Migrating An Xcode Command Line Tool Project to SPM

Here's how the move to SPM now makes it easy to manage and write tests for a command line tool written in Swift.

Migrating An Xcode Command Line Tool Project to SPM

By Ravi Tripathi

Creating an executable Swift Package is a great way to quickly build a command line tool for folks familiar with the language. Antoine van der Lee has written a great article on getting started with one.

We moved Sonar, an internal command line tool which we use here at Gojek to a Swift Package from an Xcode Project. Moving away from an Xcode project presented some difficulties, requiring some workarounds which we would talk about in this post. But before jumping into that, let’s address a common query.

But why not stick to an Xcode Command Line Target?

Using SPM for building a command line tool instead of an Xcode Command Line target has some benefits:

  • Since the Swift Toolchain is available on Windows and Linux, you can compile your Swift Package on these platforms without any Xcode-specific tools. Use swift build and swift test to build and test a swift package respectively.
  • Adding test cases for Command Line Tool target in Xcode has some caveats, and often involves creating a separate dynamic framework for enclosing your core logic so that it can be unit tested independently. This is not a problem with Swift Packages, where a test target can be added for an executable.

A command line tool is usually a single compiled executable, and having an additional .framework carrying the core logic makes it difficult to distribute. It also makes further optimizations difficult.

However, tools associated with Xcode are more mature when compared to SPM, which can make it difficult to migrate projects.

Moving to SPM

This was really straightforward. In a new directory, run:

swift package init --type executable <Your_Executable_Name>

This generates the Sources and Tests directory, a README.md and a Package.swift file. All we had to do now was move the project files into Sources and the tests into Tests directory respectively.

Opening the Package.swift launches Xcode. After adding the dependencies in the Package.swift file, we were good to go.

Coverage Reports for Swift Packages

While Xcode displays code coverage percentage for both SPM-based and .xcodeproj projects within the IDE, many teams rely on tools like xcov to generate test coverage reports, and even fail CI/CD pipelines if the total coverage drops below a certain limit. This is where we hit our first wall.

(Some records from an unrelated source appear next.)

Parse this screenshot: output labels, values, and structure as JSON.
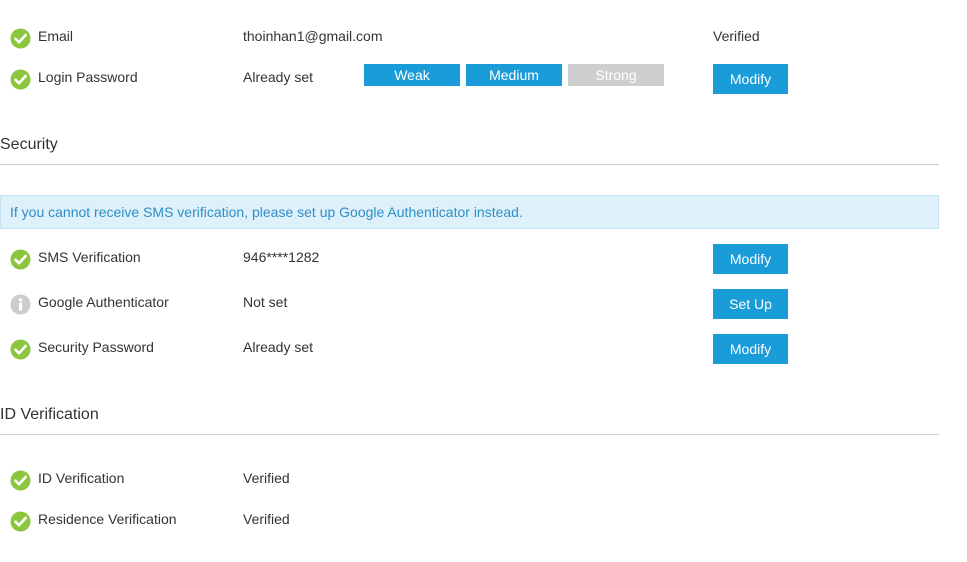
{
  "colors": {
    "accent": "#1a9cd8",
    "verified_green": "#8cc63f",
    "info_grey": "#cccccc",
    "strength_inactive": "#cfcfcf",
    "notice_bg": "#def0fa",
    "notice_text": "#2e8fc7"
  },
  "account": {
    "email": {
      "icon": "check-circle-icon",
      "label": "Email",
      "value": "thoinhan1@gmail.com",
      "status": "Verified"
    },
    "login_password": {
      "icon": "check-circle-icon",
      "label": "Login Password",
      "value": "Already set",
      "strength": [
        {
          "label": "Weak",
          "active": true
        },
        {
          "label": "Medium",
          "active": true
        },
        {
          "label": "Strong",
          "active": false
        }
      ],
      "button": "Modify"
    }
  },
  "security": {
    "title": "Security",
    "notice": "If you cannot receive SMS verification, please set up Google Authenticator instead.",
    "items": [
      {
        "icon": "check-circle-icon",
        "label": "SMS Verification",
        "value": "946****1282",
        "button": "Modify"
      },
      {
        "icon": "info-circle-icon",
        "label": "Google Authenticator",
        "value": "Not set",
        "button": "Set Up"
      },
      {
        "icon": "check-circle-icon",
        "label": "Security Password",
        "value": "Already set",
        "button": "Modify"
      }
    ]
  },
  "id_verification": {
    "title": "ID Verification",
    "items": [
      {
        "icon": "check-circle-icon",
        "label": "ID Verification",
        "value": "Verified"
      },
      {
        "icon": "check-circle-icon",
        "label": "Residence Verification",
        "value": "Verified"
      }
    ]
  }
}
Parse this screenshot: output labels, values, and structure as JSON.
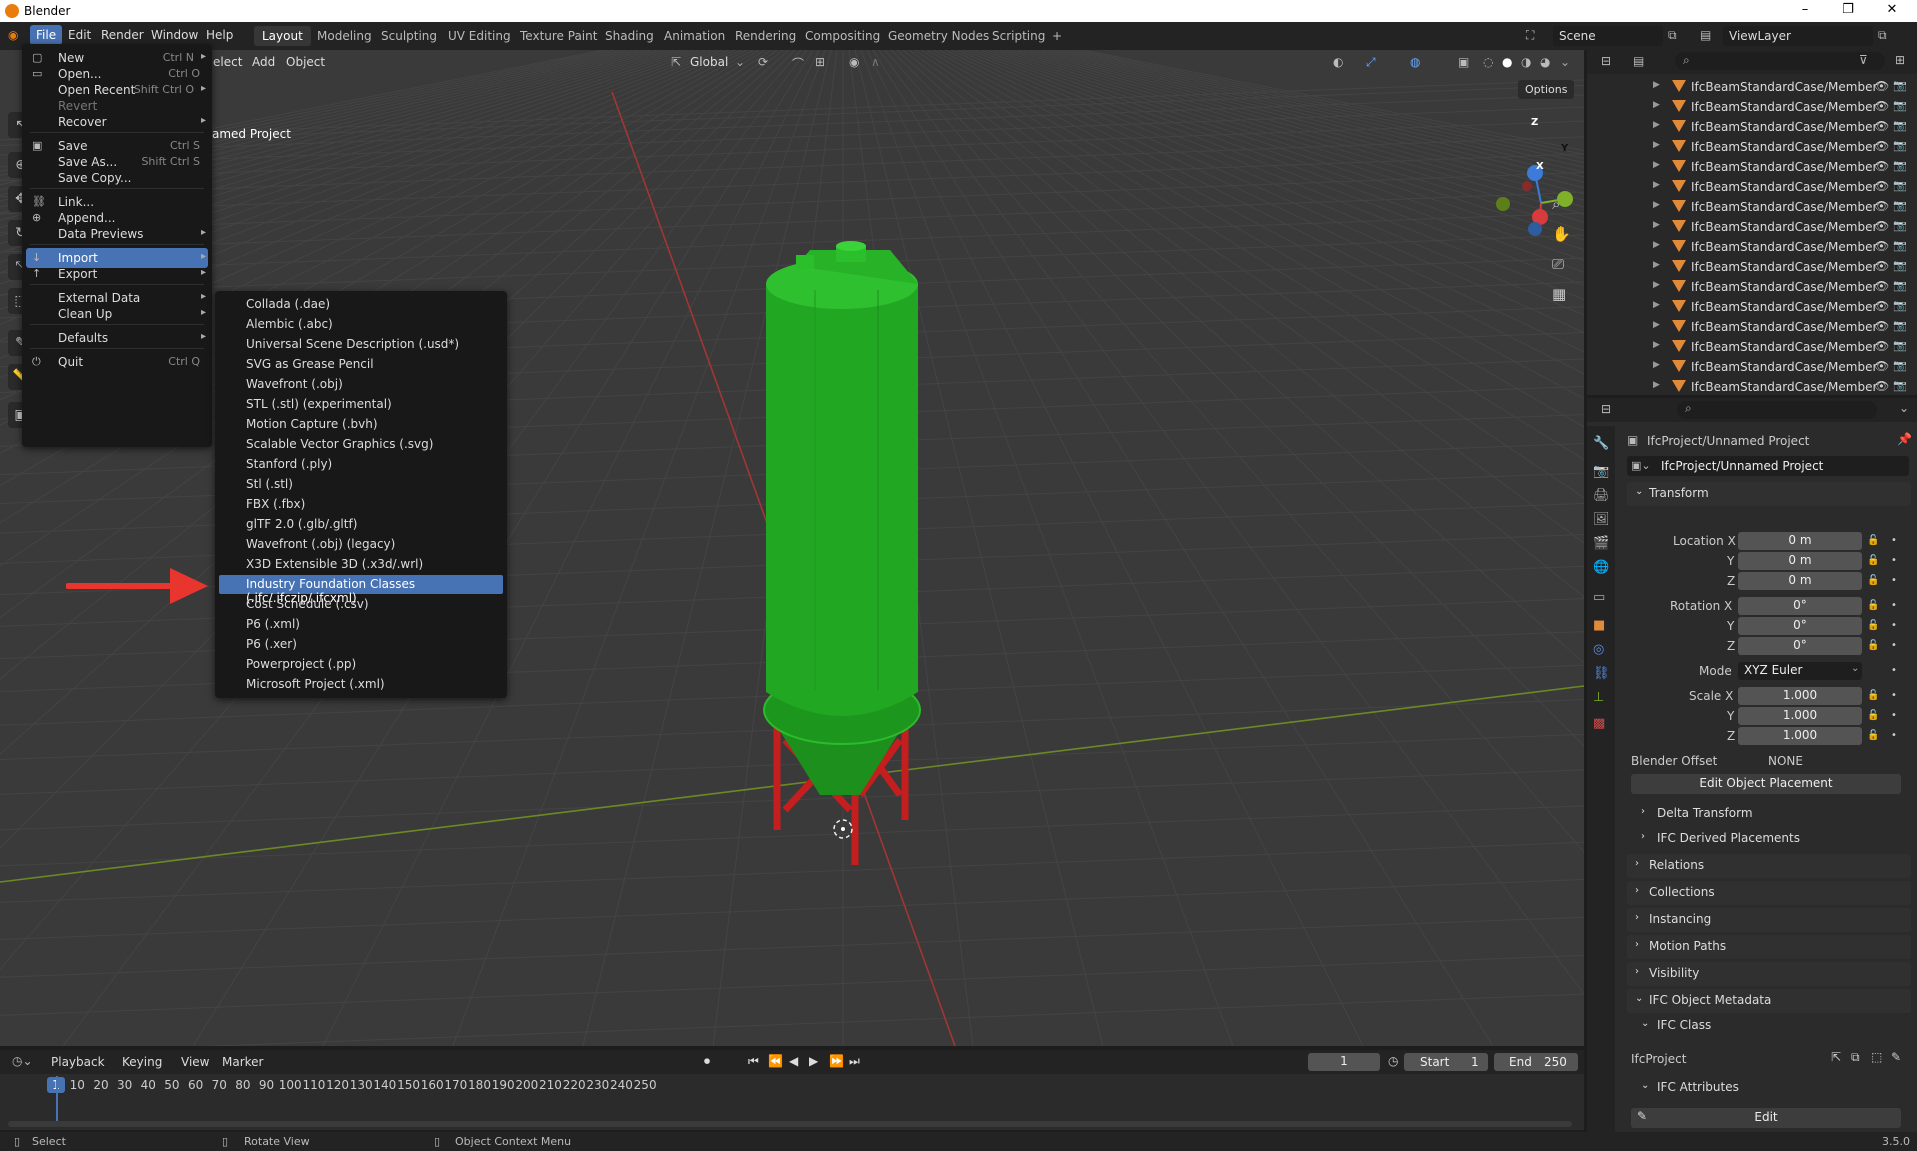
{
  "window": {
    "title": "Blender",
    "minimize": "–",
    "maximize": "❐",
    "close": "✕"
  },
  "topbar": {
    "menus": [
      "File",
      "Edit",
      "Render",
      "Window",
      "Help"
    ],
    "workspaces": [
      "Layout",
      "Modeling",
      "Sculpting",
      "UV Editing",
      "Texture Paint",
      "Shading",
      "Animation",
      "Rendering",
      "Compositing",
      "Geometry Nodes",
      "Scripting"
    ],
    "add_tab": "+",
    "scene": "Scene",
    "view_layer": "ViewLayer"
  },
  "viewport": {
    "header_menus": [
      "elect",
      "Add",
      "Object"
    ],
    "transform_orientation": "Global",
    "options_label": "Options",
    "overlay_text": "amed Project",
    "gizmo": {
      "z": "Z",
      "y": "Y",
      "x": "X"
    }
  },
  "file_menu": {
    "items": [
      {
        "icon": "▢",
        "label": "New",
        "shortcut": "Ctrl N",
        "arrow": "▸"
      },
      {
        "icon": "▭",
        "label": "Open...",
        "shortcut": "Ctrl O"
      },
      {
        "icon": "",
        "label": "Open Recent",
        "shortcut": "Shift Ctrl O",
        "arrow": "▸"
      },
      {
        "icon": "",
        "label": "Revert",
        "shortcut": ""
      },
      {
        "icon": "",
        "label": "Recover",
        "shortcut": "",
        "arrow": "▸"
      },
      {
        "icon": "▣",
        "label": "Save",
        "shortcut": "Ctrl S"
      },
      {
        "icon": "",
        "label": "Save As...",
        "shortcut": "Shift Ctrl S"
      },
      {
        "icon": "",
        "label": "Save Copy...",
        "shortcut": ""
      },
      {
        "icon": "⛓",
        "label": "Link...",
        "shortcut": ""
      },
      {
        "icon": "⊕",
        "label": "Append...",
        "shortcut": ""
      },
      {
        "icon": "",
        "label": "Data Previews",
        "shortcut": "",
        "arrow": "▸"
      },
      {
        "icon": "↓",
        "label": "Import",
        "shortcut": "",
        "arrow": "▸"
      },
      {
        "icon": "↑",
        "label": "Export",
        "shortcut": "",
        "arrow": "▸"
      },
      {
        "icon": "",
        "label": "External Data",
        "shortcut": "",
        "arrow": "▸"
      },
      {
        "icon": "",
        "label": "Clean Up",
        "shortcut": "",
        "arrow": "▸"
      },
      {
        "icon": "",
        "label": "Defaults",
        "shortcut": "",
        "arrow": "▸"
      },
      {
        "icon": "⏻",
        "label": "Quit",
        "shortcut": "Ctrl Q"
      }
    ]
  },
  "import_menu": {
    "items": [
      "Collada (.dae)",
      "Alembic (.abc)",
      "Universal Scene Description (.usd*)",
      "SVG as Grease Pencil",
      "Wavefront (.obj)",
      "STL (.stl) (experimental)",
      "Motion Capture (.bvh)",
      "Scalable Vector Graphics (.svg)",
      "Stanford (.ply)",
      "Stl (.stl)",
      "FBX (.fbx)",
      "glTF 2.0 (.glb/.gltf)",
      "Wavefront (.obj) (legacy)",
      "X3D Extensible 3D (.x3d/.wrl)",
      "Industry Foundation Classes (.ifc/.ifczip/.ifcxml)",
      "Cost Schedule (.csv)",
      "P6 (.xml)",
      "P6 (.xer)",
      "Powerproject (.pp)",
      "Microsoft Project (.xml)"
    ]
  },
  "outliner": {
    "items": [
      "IfcBeamStandardCase/Member",
      "IfcBeamStandardCase/Member",
      "IfcBeamStandardCase/Member",
      "IfcBeamStandardCase/Member",
      "IfcBeamStandardCase/Member",
      "IfcBeamStandardCase/Member",
      "IfcBeamStandardCase/Member",
      "IfcBeamStandardCase/Member",
      "IfcBeamStandardCase/Member",
      "IfcBeamStandardCase/Member",
      "IfcBeamStandardCase/Member",
      "IfcBeamStandardCase/Member",
      "IfcBeamStandardCase/Member",
      "IfcBeamStandardCase/Member",
      "IfcBeamStandardCase/Member",
      "IfcBeamStandardCase/Member"
    ]
  },
  "properties": {
    "object_path": "IfcProject/Unnamed Project",
    "object_name": "IfcProject/Unnamed Project",
    "transform_header": "Transform",
    "location": {
      "label": "Location X",
      "x": "0 m",
      "y": "0 m",
      "z": "0 m"
    },
    "rotation": {
      "label": "Rotation X",
      "x": "0°",
      "y": "0°",
      "z": "0°"
    },
    "axis_y": "Y",
    "axis_z": "Z",
    "mode_label": "Mode",
    "mode_value": "XYZ Euler",
    "scale": {
      "label": "Scale X",
      "x": "1.000",
      "y": "1.000",
      "z": "1.000"
    },
    "blender_offset_label": "Blender Offset",
    "blender_offset_value": "NONE",
    "edit_placement": "Edit Object Placement",
    "delta_transform": "Delta Transform",
    "ifc_derived": "IFC Derived Placements",
    "sections": [
      "Relations",
      "Collections",
      "Instancing",
      "Motion Paths",
      "Visibility"
    ],
    "ifc_metadata": "IFC Object Metadata",
    "ifc_class": "IFC Class",
    "ifc_class_value": "IfcProject",
    "ifc_attributes": "IFC Attributes",
    "edit_button": "Edit"
  },
  "timeline": {
    "menus": [
      "Playback",
      "Keying",
      "View",
      "Marker"
    ],
    "current_frame": "1",
    "start_label": "Start",
    "start_value": "1",
    "end_label": "End",
    "end_value": "250",
    "ticks": [
      "1",
      "10",
      "20",
      "30",
      "40",
      "50",
      "60",
      "70",
      "80",
      "90",
      "100",
      "110",
      "120",
      "130",
      "140",
      "150",
      "160",
      "170",
      "180",
      "190",
      "200",
      "210",
      "220",
      "230",
      "240",
      "250"
    ]
  },
  "statusbar": {
    "select": "Select",
    "rotate": "Rotate View",
    "context": "Object Context Menu",
    "version": "3.5.0"
  },
  "colors": {
    "accent": "#4772b3",
    "silo": "#22a722",
    "legs": "#c41e1e",
    "arrow": "#e8352e"
  }
}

Unlike Xcode Projects, no .xccoverage files are generated while running tests for a Swift Package. Instead, SPM generates a .jsonfile containing the coverage data, which is not compatible with Xcov. This prevents us from checking the coverage percentage on CI jobs.

Thankfully, we stumbled upon swift-test-codecov, another command line swift package which can parse this json and generate a table containing coverage results. Coupling this with Mint allowed us to parse the coverage report on CI:

Running swift-test-codecov to parse coverage data for a Swift Package

Exporting the final executable

This was the easy part. swift build --configuration release builds the project and generates the executable inside the .build/release directory. And that’s it! Copy the executable to /usr/local/bin and you are good to go.

However, even on release configuration, the final executable size was well above 12 MB. Quite high for a command line utility. We began looking for ways to compress an executable.

UPX FTW 🚀

upx is powerful tool which can compress executables on Windows, macOS and Linux. This was perfect for our use case. Running upx brought down the final executable size from 13.7 MB to 3.2 MB, a 76% decrease!!

Ship it 📦

For installing locally, a shell script can encapsulate all the steps needed for building and moving the final executable to /usr/local/bin:

Since we now had a single executable, we switched over to homebrewfor distributing Sonar. This helped us simplify our release mechanism drastically, eliminating the need for checking in a binary in multiple repositories.


SPM now makes it easy to manage and write tests for a command line tool written in Swift. And with tools like swift-test-codecov, upx, homebrew and Mint, you can generate coverage reports for your project, optimize the size of your executable, and provide an easy way to distribute it.